September 14, 2011
Boston’s development chief on Tuesday offered a bullish assessment of near-term prospects for growth in the city, ticking off projects recently completed and claiming global investors view Boston as one of four or five “hot cities” in the United States.
Boston Redevelopment Authority Director Peter Meade, addressing a Greater Boston Chamber of Commerce breakfast, described projects on the drawing board in the Fenway area, hotels “waiting to get in the door” in the South End, New Balance’s consideration of new corporate headquarters in the city, and Harvard’s eagerness to start work on a $100 million building that’s part of its business school in Allston.
Based on his prepared remarks, Meade also cited as accomplishments the new $16 million Central Boston Elder Services facility, the opening this summer of the new $15 million Area B-2 police station, and the projected addition of two million square feet of retail and office space in Dudley Square over the next five years. Meade said 400 city employees will eventually work out of the renovated Ferdinand Building in Dudley Square, with a groundbreaking on the $115 million project scheduled for next spring.
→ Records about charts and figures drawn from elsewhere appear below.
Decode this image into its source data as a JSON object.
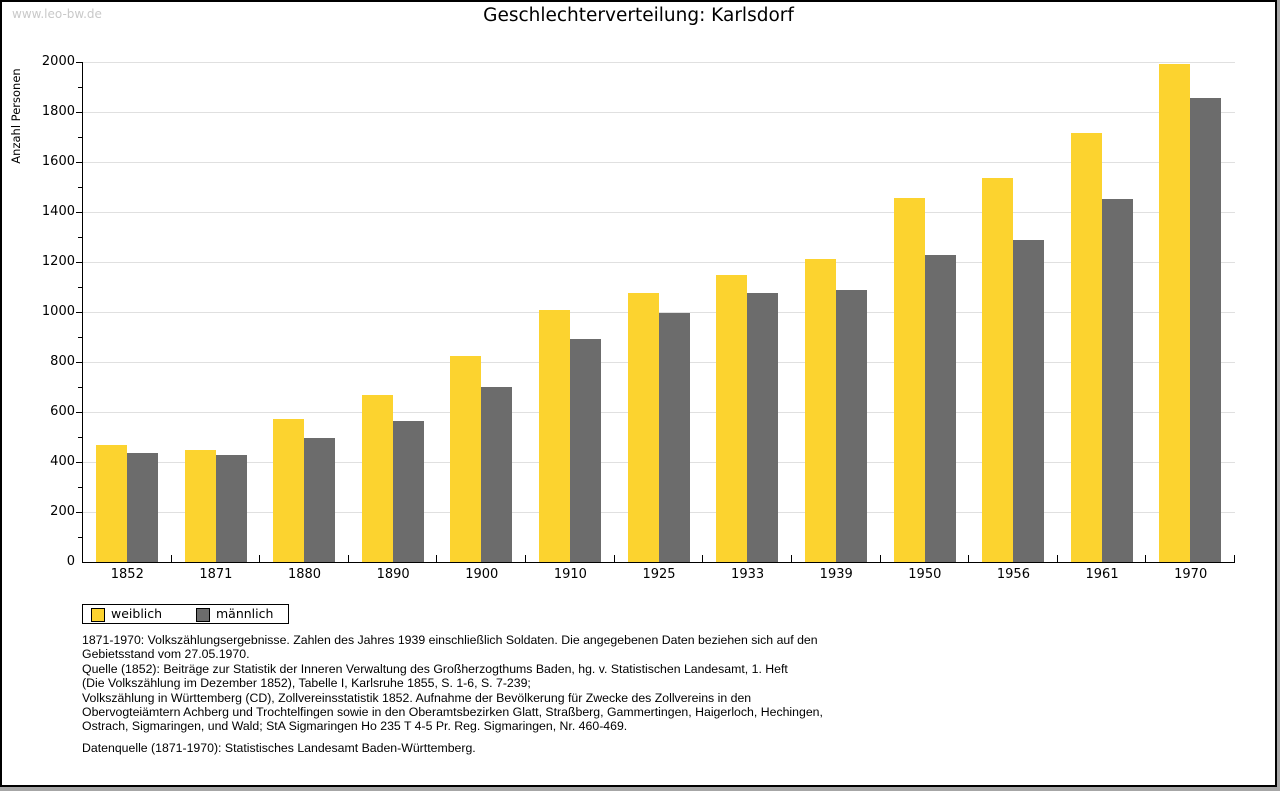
{
  "watermark": "www.leo-bw.de",
  "title": "Geschlechterverteilung: Karlsdorf",
  "chart_data": {
    "type": "bar",
    "title": "Geschlechterverteilung: Karlsdorf",
    "xlabel": "",
    "ylabel": "Anzahl Personen",
    "ylim": [
      0,
      2000
    ],
    "ytick_step": 200,
    "grid": true,
    "legend_position": "bottom-left",
    "categories": [
      "1852",
      "1871",
      "1880",
      "1890",
      "1900",
      "1910",
      "1925",
      "1933",
      "1939",
      "1950",
      "1956",
      "1961",
      "1970"
    ],
    "series": [
      {
        "name": "weiblich",
        "color": "#FCD32F",
        "values": [
          467,
          448,
          572,
          670,
          826,
          1008,
          1078,
          1149,
          1214,
          1455,
          1538,
          1718,
          1991
        ]
      },
      {
        "name": "männlich",
        "color": "#6C6C6C",
        "values": [
          436,
          427,
          497,
          566,
          701,
          893,
          996,
          1078,
          1090,
          1230,
          1287,
          1452,
          1856
        ]
      }
    ]
  },
  "colors": {
    "weiblich": "#FCD32F",
    "männlich": "#6C6C6C",
    "gridline": "#e0e0e0",
    "watermark": "#c9c9c9"
  },
  "footnotes": [
    "1871-1970: Volkszählungsergebnisse. Zahlen des Jahres 1939 einschließlich Soldaten. Die angegebenen Daten beziehen sich auf den",
    "Gebietsstand vom 27.05.1970.",
    "Quelle (1852): Beiträge zur Statistik der Inneren Verwaltung des Großherzogthums Baden, hg. v. Statistischen Landesamt, 1. Heft",
    "(Die Volkszählung im Dezember 1852), Tabelle I, Karlsruhe 1855, S. 1-6, S. 7-239;",
    "Volkszählung in Württemberg (CD), Zollvereinsstatistik 1852. Aufnahme der Bevölkerung für Zwecke des Zollvereins in den",
    "Obervogteiämtern Achberg und Trochtelfingen sowie in den Oberamtsbezirken Glatt, Straßberg, Gammertingen, Haigerloch, Hechingen,",
    "Ostrach, Sigmaringen, und Wald; StA Sigmaringen Ho 235 T 4-5 Pr. Reg. Sigmaringen, Nr. 460-469."
  ],
  "datasource": "Datenquelle (1871-1970): Statistisches Landesamt Baden-Württemberg."
}
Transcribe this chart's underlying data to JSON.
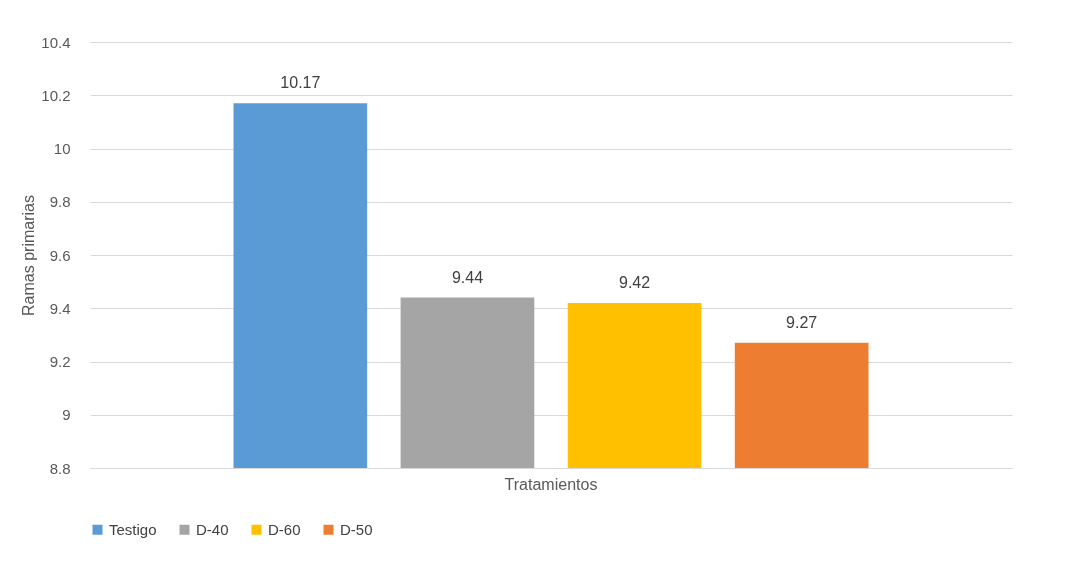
{
  "chart_data": {
    "type": "bar",
    "ylabel": "Ramas primarias",
    "categories": [
      "Tratamientos"
    ],
    "series": [
      {
        "name": "Testigo",
        "color": "#5b9bd5",
        "values": [
          10.17
        ]
      },
      {
        "name": "D-40",
        "color": "#a5a5a5",
        "values": [
          9.44
        ]
      },
      {
        "name": "D-60",
        "color": "#ffc000",
        "values": [
          9.42
        ]
      },
      {
        "name": "D-50",
        "color": "#ed7d31",
        "values": [
          9.27
        ]
      }
    ],
    "ylim": [
      8.8,
      10.4
    ],
    "yticks": [
      8.8,
      9,
      9.2,
      9.4,
      9.6,
      9.8,
      10,
      10.2,
      10.4
    ],
    "grid": "y",
    "legend": "bottom",
    "data_labels": true
  }
}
While vacancies downtown, in addition to the massive hole left after Filene’s was torn down years ago, have fueled concerns about that area of the city, Meade said 45 new businesses have come to the downtown area since 2008 and 16 more are coming this year. Meade said he’s spoken with officials from Vornado, the company that owns the Filene’s site, but made no promises about redevelopment.
Saying he’d continue to talk with Vornado officials, Meade said, “They are as likely to be a part of the solution as they’ve been a part of the problem.”
Meade said investors he’s spoken to in recent weeks from New York, the West Coast, Europe and China want to do business in Boston.
“They tell me that there are four or five hot U.S. cities right now, and we’re one of them,” Meade said, describing the city’s development pipeline as “strong and only getting stronger.”
Since last year, more than 70 companies have moved to the city’s Innovation District near the South Boston waterfront, Meade said, calling the $800 million Vertex project on Fan Pier “the largest privately financed construction project in the nation.”
“No longer do we have to ask companies to be pioneers on the South Boston waterfront,” Meade said, according to his prepared remarks. “We are still reaching out to invite companies to the Innovation district, but now companies are knocking on our door asking how they can be there.”